European Union antitrust regulators hit TPSA (Warsaw, Poland), the country’s largest telecom operator, with a $182 million fine on Wednesday for thwarting rivals' access to its network.
The firm, which is controlled by France Telecom, prevented or delayed competitors from entering the Polish broadband market from August 2005 to October 2009, the European Commission said in a statement.
"This case shows our determination to ensure that dominant telecom operators do not systematically hinder competitors who can make a real difference in the market to the benefit of consumers and businesses," EU Competition Commissioner Joaquin Almunia said.
The Commission said TPSA proposed unreasonable conditions to rivals, delayed negotiations, rejected orders in an unjustifiable manner and refused to provide reliable and accurate information.

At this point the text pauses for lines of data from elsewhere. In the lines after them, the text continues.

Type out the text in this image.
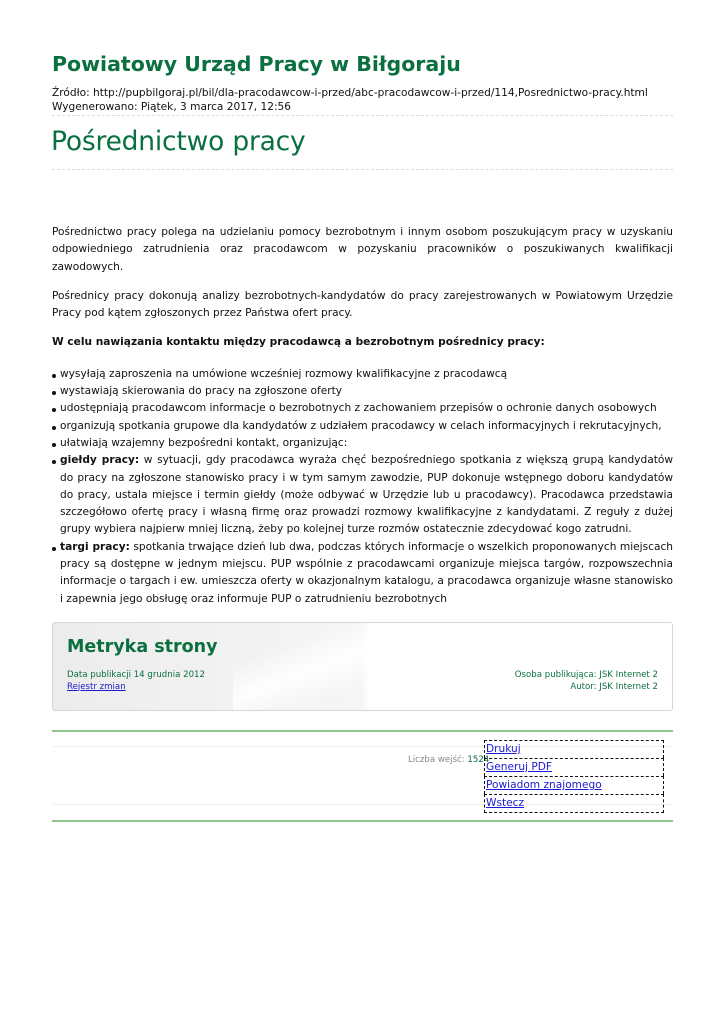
Powiatowy Urząd Pracy w Biłgoraju
Źródło: http://pupbilgoraj.pl/bil/dla-pracodawcow-i-przed/abc-pracodawcow-i-przed/114,Posrednictwo-pracy.html
Wygenerowano: Piątek, 3 marca 2017, 12:56
Pośrednictwo pracy

Pośrednictwo pracy polega na udzielaniu pomocy bezrobotnym i innym osobom poszukującym pracy w uzyskaniu odpowiedniego zatrudnienia oraz pracodawcom w pozyskaniu pracowników o poszukiwanych kwalifikacji zawodowych.

Pośrednicy pracy dokonują analizy bezrobotnych-kandydatów do pracy zarejestrowanych w Powiatowym Urzędzie Pracy pod kątem zgłoszonych przez Państwa ofert pracy.

W celu nawiązania kontaktu między pracodawcą a bezrobotnym pośrednicy pracy:

wysyłają zaproszenia na umówione wcześniej rozmowy kwalifikacyjne z pracodawcą
wystawiają skierowania do pracy na zgłoszone oferty
udostępniają pracodawcom informacje o bezrobotnych z zachowaniem przepisów o ochronie danych osobowych
organizują spotkania grupowe dla kandydatów z udziałem pracodawcy w celach informacyjnych i rekrutacyjnych,
ułatwiają wzajemny bezpośredni kontakt, organizując:
giełdy pracy: w sytuacji, gdy pracodawca wyraża chęć bezpośredniego spotkania z większą grupą kandydatów do pracy na zgłoszone stanowisko pracy i w tym samym zawodzie, PUP dokonuje wstępnego doboru kandydatów do pracy, ustala miejsce i termin giełdy (może odbywać w Urzędzie lub u pracodawcy). Pracodawca przedstawia szczegółowo ofertę pracy i własną firmę oraz prowadzi rozmowy kwalifikacyjne z kandydatami. Z reguły z dużej grupy wybiera najpierw mniej liczną, żeby po kolejnej turze rozmów ostatecznie zdecydować kogo zatrudni.
targi pracy: spotkania trwające dzień lub dwa, podczas których informacje o wszelkich proponowanych miejscach pracy są dostępne w jednym miejscu. PUP wspólnie z pracodawcami organizuje miejsca targów, rozpowszechnia informacje o targach i ew. umieszcza oferty w okazjonalnym katalogu, a pracodawca organizuje własne stanowisko i zapewnia jego obsługę oraz informuje PUP o zatrudnieniu bezrobotnych
Metryka strony
Data publikacji 14 grudnia 2012
Rejestr zmian
Osoba publikująca: JSK Internet 2
Autor: JSK Internet 2
Liczba wejść: 1524
Drukuj
Generuj PDF
Powiadom znajomego
Wstecz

TPSA shares extended losses after the news and were down 2% to $6.1 by 1013 GMT, the biggest decliner among Polish blue chips.
A TPSA spokesman said the company would issue a statement shortly. The fine represented 3.24% of TPSA's 2010 turnover of $5.6 billion.
TPSA competes in mobile telephony with Deutsche Telekom's, Polish arm PTC and Polkomtel -- which has been put up for sale by joint owners Vodafone and Polish investors, and in the fixed-line market with local rival Netia.